Hi

That makes sense but shows that we are just shifting the problem.

I see a requirement for
- regular base releases (yearly)
- maintenance releases (four monthly)
- responsive releases (four monthly)

Recognising that maintenance releases were being abused to provide responsive releases is probably good, but waving goodbye to maintenance releases is bad.

IMHO we need all three and so long as we try to make do with two we will be in trouble with some user community. It seems wrong that because some projects have abused the principles of maintenance, users of other projects that have observed maintenance discipline suffer.

    Regards

        Ed Willink

On 24/09/2015 15:35, Ian Bull wrote:
Ed,

The reason for the change from Mars SR1 to Mars 1 is because this is how we've been doing it for years. Many people (EGit / JGit, Mylyn, CDT -- to name a few) had been putting minor releases in the release train during the SRs. I ran some numbers last year, and > 1000 Installable Units had incremented their minor version number between SR0 and SR2. This means, assuming people are following the version guidelines, that up to 1,000 bundles had already been adding new API between SR0 and SR2.

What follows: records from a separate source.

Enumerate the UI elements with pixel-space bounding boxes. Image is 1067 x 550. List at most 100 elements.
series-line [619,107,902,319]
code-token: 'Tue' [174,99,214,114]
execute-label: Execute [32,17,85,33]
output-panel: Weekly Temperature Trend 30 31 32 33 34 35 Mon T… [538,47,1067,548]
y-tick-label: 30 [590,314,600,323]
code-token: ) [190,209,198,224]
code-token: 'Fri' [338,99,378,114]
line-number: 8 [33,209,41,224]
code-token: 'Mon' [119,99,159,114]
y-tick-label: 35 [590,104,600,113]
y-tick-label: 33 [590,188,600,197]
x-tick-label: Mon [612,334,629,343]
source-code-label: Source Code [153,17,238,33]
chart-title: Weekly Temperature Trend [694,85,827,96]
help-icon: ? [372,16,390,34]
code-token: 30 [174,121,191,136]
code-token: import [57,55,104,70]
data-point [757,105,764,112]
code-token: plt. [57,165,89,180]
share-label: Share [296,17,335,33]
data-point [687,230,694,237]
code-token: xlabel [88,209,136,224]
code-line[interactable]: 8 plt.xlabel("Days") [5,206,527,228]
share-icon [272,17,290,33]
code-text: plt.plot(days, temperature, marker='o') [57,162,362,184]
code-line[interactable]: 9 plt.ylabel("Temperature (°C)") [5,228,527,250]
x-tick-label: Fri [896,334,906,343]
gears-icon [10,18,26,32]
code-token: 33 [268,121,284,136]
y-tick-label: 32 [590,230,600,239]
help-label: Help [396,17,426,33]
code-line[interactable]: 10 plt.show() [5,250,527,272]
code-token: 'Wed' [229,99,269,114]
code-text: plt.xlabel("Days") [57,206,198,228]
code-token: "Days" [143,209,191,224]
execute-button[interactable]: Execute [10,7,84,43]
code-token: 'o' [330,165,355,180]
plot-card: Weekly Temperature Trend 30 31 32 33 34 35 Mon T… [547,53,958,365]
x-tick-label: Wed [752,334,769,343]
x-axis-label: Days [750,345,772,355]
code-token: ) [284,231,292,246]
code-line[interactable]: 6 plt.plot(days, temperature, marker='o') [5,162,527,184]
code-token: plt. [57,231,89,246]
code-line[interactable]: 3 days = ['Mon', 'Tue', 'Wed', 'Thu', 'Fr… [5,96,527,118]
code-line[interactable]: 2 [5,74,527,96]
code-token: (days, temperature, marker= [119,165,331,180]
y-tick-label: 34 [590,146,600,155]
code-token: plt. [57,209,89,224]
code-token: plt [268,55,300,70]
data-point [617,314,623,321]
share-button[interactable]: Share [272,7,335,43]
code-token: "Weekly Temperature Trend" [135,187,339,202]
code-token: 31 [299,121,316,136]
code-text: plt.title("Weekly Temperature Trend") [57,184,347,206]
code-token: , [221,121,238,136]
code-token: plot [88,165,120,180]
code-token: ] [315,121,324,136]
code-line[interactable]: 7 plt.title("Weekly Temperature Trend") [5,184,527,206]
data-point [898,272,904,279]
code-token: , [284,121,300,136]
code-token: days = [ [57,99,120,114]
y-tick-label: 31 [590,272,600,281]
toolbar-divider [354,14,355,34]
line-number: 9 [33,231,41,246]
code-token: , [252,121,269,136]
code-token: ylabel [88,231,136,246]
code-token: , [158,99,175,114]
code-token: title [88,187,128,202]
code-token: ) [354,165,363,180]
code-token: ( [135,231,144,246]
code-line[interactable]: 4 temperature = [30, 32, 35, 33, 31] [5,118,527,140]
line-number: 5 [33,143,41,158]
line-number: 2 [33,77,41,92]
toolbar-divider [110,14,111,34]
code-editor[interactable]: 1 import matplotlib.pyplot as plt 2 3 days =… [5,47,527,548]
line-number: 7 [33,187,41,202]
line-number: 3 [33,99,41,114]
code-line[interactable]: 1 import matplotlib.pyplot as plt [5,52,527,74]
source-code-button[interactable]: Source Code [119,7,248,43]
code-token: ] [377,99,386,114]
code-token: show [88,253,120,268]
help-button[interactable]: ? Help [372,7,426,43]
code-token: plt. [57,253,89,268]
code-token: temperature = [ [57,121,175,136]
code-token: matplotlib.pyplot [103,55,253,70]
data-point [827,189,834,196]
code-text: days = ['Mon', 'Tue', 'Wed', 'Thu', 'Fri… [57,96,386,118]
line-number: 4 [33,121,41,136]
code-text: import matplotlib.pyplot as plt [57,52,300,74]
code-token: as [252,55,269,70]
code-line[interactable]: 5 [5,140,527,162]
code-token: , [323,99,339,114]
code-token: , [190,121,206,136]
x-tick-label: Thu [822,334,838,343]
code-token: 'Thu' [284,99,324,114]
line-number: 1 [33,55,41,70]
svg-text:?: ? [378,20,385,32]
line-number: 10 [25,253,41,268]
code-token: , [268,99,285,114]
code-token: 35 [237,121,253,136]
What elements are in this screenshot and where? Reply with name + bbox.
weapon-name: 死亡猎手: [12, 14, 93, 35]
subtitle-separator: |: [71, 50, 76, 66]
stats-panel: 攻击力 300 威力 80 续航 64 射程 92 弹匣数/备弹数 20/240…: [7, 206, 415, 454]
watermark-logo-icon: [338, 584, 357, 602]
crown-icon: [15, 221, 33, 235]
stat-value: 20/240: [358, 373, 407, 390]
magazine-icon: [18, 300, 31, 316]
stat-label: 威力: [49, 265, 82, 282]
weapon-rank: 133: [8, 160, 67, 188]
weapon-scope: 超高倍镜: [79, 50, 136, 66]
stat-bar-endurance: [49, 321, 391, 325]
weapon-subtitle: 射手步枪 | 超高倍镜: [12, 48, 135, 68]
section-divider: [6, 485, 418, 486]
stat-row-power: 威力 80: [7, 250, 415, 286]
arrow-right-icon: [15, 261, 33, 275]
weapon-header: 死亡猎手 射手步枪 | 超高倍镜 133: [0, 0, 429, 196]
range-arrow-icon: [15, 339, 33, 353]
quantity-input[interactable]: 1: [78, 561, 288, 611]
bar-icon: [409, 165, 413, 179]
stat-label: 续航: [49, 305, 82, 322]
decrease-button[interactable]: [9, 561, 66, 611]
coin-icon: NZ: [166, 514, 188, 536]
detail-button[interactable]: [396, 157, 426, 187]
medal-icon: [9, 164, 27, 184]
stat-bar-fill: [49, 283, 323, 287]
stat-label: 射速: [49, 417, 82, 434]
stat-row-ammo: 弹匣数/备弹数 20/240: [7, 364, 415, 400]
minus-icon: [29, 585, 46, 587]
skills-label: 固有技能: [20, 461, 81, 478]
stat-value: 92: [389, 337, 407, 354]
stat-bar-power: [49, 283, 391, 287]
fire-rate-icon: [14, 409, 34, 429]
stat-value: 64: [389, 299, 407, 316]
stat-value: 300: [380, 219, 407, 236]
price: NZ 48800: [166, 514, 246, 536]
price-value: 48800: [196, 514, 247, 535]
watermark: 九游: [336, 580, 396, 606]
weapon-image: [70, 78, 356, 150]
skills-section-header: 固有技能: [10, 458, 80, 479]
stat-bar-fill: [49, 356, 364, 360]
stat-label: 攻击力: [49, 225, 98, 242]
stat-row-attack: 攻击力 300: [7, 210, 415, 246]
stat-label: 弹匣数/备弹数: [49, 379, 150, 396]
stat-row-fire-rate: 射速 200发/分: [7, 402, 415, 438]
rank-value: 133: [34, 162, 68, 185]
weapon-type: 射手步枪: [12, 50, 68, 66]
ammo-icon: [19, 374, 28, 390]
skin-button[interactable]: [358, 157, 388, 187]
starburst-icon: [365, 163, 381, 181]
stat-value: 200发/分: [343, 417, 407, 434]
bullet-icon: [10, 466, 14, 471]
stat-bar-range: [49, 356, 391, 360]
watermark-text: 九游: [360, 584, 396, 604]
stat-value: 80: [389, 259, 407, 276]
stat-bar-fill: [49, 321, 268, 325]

Changing the name of the train just means we are acknowledging what was already happening.

Cheers,
Ian

On Wed, Sep 23, 2015 at 11:21 PM, Ed Willink <[email protected] <mailto:[email protected]>> wrote:

    HI

    Surely this is the inevitable consequence of Mars.1 rather than
    Mars SR1?

    SR1 required each component to be a safe upgrade so that exact
    release timing was irrelevant.

    Mars.1 is a new release so users must get to see the co-ordinated
    new release in one go rather than incrementally. If A.1 pulls in
    B.1, but C uses B, users of C are in a mess until they get C.1.

        Regards

            Ed Willink



    On 24/09/2015 05:26, Gunnar Wagenknecht wrote:

        David,

            Am 23.09.2015 um 23:37 schrieb David M Williams
            <[email protected]
            <mailto:[email protected]>>:
            If not obvious, this means all participants in
            "coordinated release train" should not make your releases
            visible on 9/25, but wait until 10/2 10 AM to make them
            visible, and announce your official releases.

        This seem unnecessarily restrictive. I don't bother with the
        announcement part. However, I don't recall there is something
        in the process that requires project to wait publishing the
        release bits. Not making them visible could have a huge effect
        on a project's adopter community.